The suspects are Nyeche Obeneme, 36, an auto parts dealer in Okegawa, Saitama Prefecture, who has Nigerian citizenship, two other Nigerian men, a Ghanaian man, and a man and woman from Japan.

The two unnamed Nigerian men and the Ghanaian man reportedly work at junkyards tied to Obeneme’s company.

In all, roughly ¥2.8 billion was believed wired to seven countries, including Japan, South Korea, China and Australia, from a Citibank account in New York that was set up in the name of the National Bank of Ethiopia in autumn 2008, investigative sources said.

The billions of yen were wired based on fake wire transfer documents sent to the U.S. bank. The FBI asked the National Police Agency in October 2008 to also investigate the case in Japan.

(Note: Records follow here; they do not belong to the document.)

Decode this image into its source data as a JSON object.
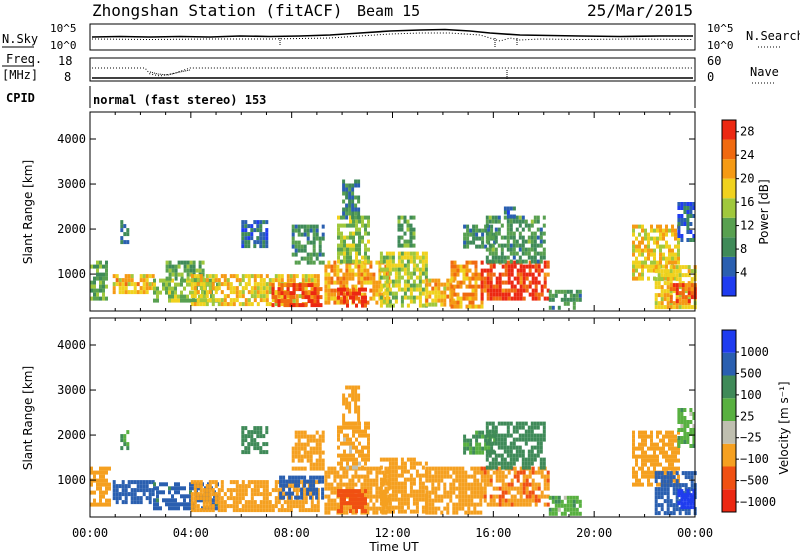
{
  "header": {
    "station": "Zhongshan Station (fitACF)",
    "beam": "Beam 15",
    "date": "25/Mar/2015"
  },
  "colors": {
    "power": [
      "#1f3cf0",
      "#2a5fb0",
      "#3f8a58",
      "#58a050",
      "#a0c83c",
      "#f0d21e",
      "#f59a14",
      "#f06a10",
      "#ec2812"
    ],
    "velocity": [
      "#ec2812",
      "#f05012",
      "#f5a020",
      "#bfbfb0",
      "#58b040",
      "#3f8a58",
      "#2a5fb0",
      "#1f3cf0"
    ]
  },
  "labels": {
    "nsky": "N.Sky",
    "nsearch": "N.Search",
    "freq_top": "Freq.",
    "freq_unit": "[MHz]",
    "cpid": "CPID",
    "nave": "Nave",
    "sky_top": "10^5",
    "sky_bot": "10^0",
    "freq_hi": "18",
    "freq_lo": "8",
    "nave_hi": "60",
    "nave_lo": "0",
    "cpid_text": "normal (fast stereo) 153"
  },
  "chart_data": [
    {
      "type": "heatmap",
      "title": "",
      "xlabel": "Time UT",
      "ylabel": "Slant Range [km]",
      "x_ticks": [
        "00:00",
        "04:00",
        "08:00",
        "12:00",
        "16:00",
        "20:00",
        "00:00"
      ],
      "x_range_hours": [
        0,
        24
      ],
      "y_ticks": [
        "1000",
        "2000",
        "3000",
        "4000"
      ],
      "y_range": [
        180,
        4600
      ],
      "colorbar": {
        "label": "Power [dB]",
        "ticks": [
          "4",
          "8",
          "12",
          "16",
          "20",
          "24",
          "28"
        ],
        "range": [
          0,
          30
        ]
      },
      "regions": [
        {
          "t0": 0.0,
          "t1": 0.7,
          "r0": 500,
          "r1": 1300,
          "value": 12
        },
        {
          "t0": 0.9,
          "t1": 2.5,
          "r0": 600,
          "r1": 1000,
          "value": 20
        },
        {
          "t0": 1.2,
          "t1": 1.5,
          "r0": 1700,
          "r1": 2200,
          "value": 6
        },
        {
          "t0": 2.5,
          "t1": 5.0,
          "r0": 400,
          "r1": 900,
          "value": 14
        },
        {
          "t0": 3.0,
          "t1": 4.5,
          "r0": 900,
          "r1": 1300,
          "value": 11
        },
        {
          "t0": 4.0,
          "t1": 9.0,
          "r0": 350,
          "r1": 1000,
          "value": 19
        },
        {
          "t0": 6.0,
          "t1": 7.0,
          "r0": 1600,
          "r1": 2200,
          "value": 6
        },
        {
          "t0": 7.2,
          "t1": 9.2,
          "r0": 350,
          "r1": 800,
          "value": 27
        },
        {
          "t0": 8.0,
          "t1": 9.3,
          "r0": 1300,
          "r1": 2100,
          "value": 9
        },
        {
          "t0": 9.3,
          "t1": 11.8,
          "r0": 350,
          "r1": 1300,
          "value": 21
        },
        {
          "t0": 9.8,
          "t1": 10.9,
          "r0": 300,
          "r1": 700,
          "value": 28
        },
        {
          "t0": 9.8,
          "t1": 11.0,
          "r0": 1300,
          "r1": 2300,
          "value": 14
        },
        {
          "t0": 10.0,
          "t1": 10.7,
          "r0": 2300,
          "r1": 3100,
          "value": 8
        },
        {
          "t0": 11.5,
          "t1": 13.4,
          "r0": 300,
          "r1": 1500,
          "value": 16
        },
        {
          "t0": 12.2,
          "t1": 12.8,
          "r0": 1600,
          "r1": 2300,
          "value": 11
        },
        {
          "t0": 13.3,
          "t1": 14.4,
          "r0": 350,
          "r1": 900,
          "value": 20
        },
        {
          "t0": 14.3,
          "t1": 15.5,
          "r0": 300,
          "r1": 1300,
          "value": 22
        },
        {
          "t0": 14.8,
          "t1": 16.0,
          "r0": 1600,
          "r1": 2100,
          "value": 9
        },
        {
          "t0": 15.5,
          "t1": 18.2,
          "r0": 450,
          "r1": 1300,
          "value": 27
        },
        {
          "t0": 15.7,
          "t1": 18.0,
          "r0": 1300,
          "r1": 2300,
          "value": 10
        },
        {
          "t0": 16.3,
          "t1": 16.8,
          "r0": 2300,
          "r1": 2500,
          "value": 5
        },
        {
          "t0": 18.2,
          "t1": 19.5,
          "r0": 250,
          "r1": 650,
          "value": 9
        },
        {
          "t0": 21.5,
          "t1": 23.3,
          "r0": 900,
          "r1": 2100,
          "value": 18
        },
        {
          "t0": 22.4,
          "t1": 24.0,
          "r0": 300,
          "r1": 1200,
          "value": 19
        },
        {
          "t0": 23.0,
          "t1": 24.0,
          "r0": 400,
          "r1": 800,
          "value": 26
        },
        {
          "t0": 23.3,
          "t1": 24.0,
          "r0": 1800,
          "r1": 2600,
          "value": 5
        }
      ]
    },
    {
      "type": "heatmap",
      "title": "",
      "xlabel": "Time UT",
      "ylabel": "Slant Range [km]",
      "x_ticks": [
        "00:00",
        "04:00",
        "08:00",
        "12:00",
        "16:00",
        "20:00",
        "00:00"
      ],
      "x_range_hours": [
        0,
        24
      ],
      "y_ticks": [
        "1000",
        "2000",
        "3000",
        "4000"
      ],
      "y_range": [
        180,
        4600
      ],
      "colorbar": {
        "label": "Velocity [m s⁻¹]",
        "ticks": [
          "1000",
          "500",
          "100",
          "25",
          "−25",
          "−100",
          "−500",
          "−1000"
        ],
        "bins": [
          -1000,
          -500,
          -100,
          -25,
          25,
          100,
          500,
          1000
        ]
      },
      "regions": [
        {
          "t0": 0.0,
          "t1": 0.8,
          "r0": 500,
          "r1": 1300,
          "value": -200
        },
        {
          "t0": 0.9,
          "t1": 2.5,
          "r0": 500,
          "r1": 1000,
          "value": 200
        },
        {
          "t0": 1.2,
          "t1": 1.5,
          "r0": 1700,
          "r1": 2200,
          "value": 40
        },
        {
          "t0": 2.5,
          "t1": 5.0,
          "r0": 350,
          "r1": 950,
          "value": 150
        },
        {
          "t0": 4.0,
          "t1": 9.0,
          "r0": 300,
          "r1": 1000,
          "value": -250
        },
        {
          "t0": 6.0,
          "t1": 7.0,
          "r0": 1600,
          "r1": 2200,
          "value": 60
        },
        {
          "t0": 7.5,
          "t1": 9.2,
          "r0": 600,
          "r1": 1100,
          "value": 180
        },
        {
          "t0": 8.0,
          "t1": 9.3,
          "r0": 1300,
          "r1": 2100,
          "value": -200
        },
        {
          "t0": 9.3,
          "t1": 11.8,
          "r0": 300,
          "r1": 1300,
          "value": -300
        },
        {
          "t0": 9.8,
          "t1": 10.9,
          "r0": 350,
          "r1": 800,
          "value": -700
        },
        {
          "t0": 9.8,
          "t1": 11.0,
          "r0": 1300,
          "r1": 2300,
          "value": -150
        },
        {
          "t0": 10.0,
          "t1": 10.7,
          "r0": 2300,
          "r1": 3100,
          "value": -200
        },
        {
          "t0": 11.5,
          "t1": 13.4,
          "r0": 300,
          "r1": 1500,
          "value": -250
        },
        {
          "t0": 13.3,
          "t1": 15.5,
          "r0": 300,
          "r1": 1300,
          "value": -200
        },
        {
          "t0": 14.8,
          "t1": 16.0,
          "r0": 1600,
          "r1": 2100,
          "value": 30
        },
        {
          "t0": 15.5,
          "t1": 18.2,
          "r0": 450,
          "r1": 1300,
          "value": -400
        },
        {
          "t0": 15.7,
          "t1": 18.0,
          "r0": 1300,
          "r1": 2300,
          "value": 60
        },
        {
          "t0": 18.2,
          "t1": 19.5,
          "r0": 250,
          "r1": 650,
          "value": 0
        },
        {
          "t0": 21.5,
          "t1": 23.3,
          "r0": 900,
          "r1": 2100,
          "value": -200
        },
        {
          "t0": 22.4,
          "t1": 24.0,
          "r0": 300,
          "r1": 1200,
          "value": 300
        },
        {
          "t0": 23.3,
          "t1": 24.0,
          "r0": 400,
          "r1": 800,
          "value": 800
        },
        {
          "t0": 23.3,
          "t1": 24.0,
          "r0": 1800,
          "r1": 2600,
          "value": 0
        }
      ]
    }
  ]
}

Most of the approximately ¥570 million sent to Japan has already been withdrawn, and it is unclear what has become of the money, the sources said.

Some of the suspects have said they allowed their bank accounts to be used for receiving remittances and got commissions ranging from ¥3 million to ¥7 million, the police said.

The six allegedly falsely informed bank staff the money was payment for exported construction machinery.

A total of ¥770 million believed to be linked to the case has been wired to Japanese bank accounts, and the police are looking for other recipients of the money.

The six are accused of violating a law aimed at cracking down on organized crime and controlling criminal proceeds.

Three Nigerians have been arrested in South Korea on suspicion of trying to withdraw money in connection with the case. A Nigerian man has also been arrested in the United States for allegedly sending fake wire transfer documents to Citibank.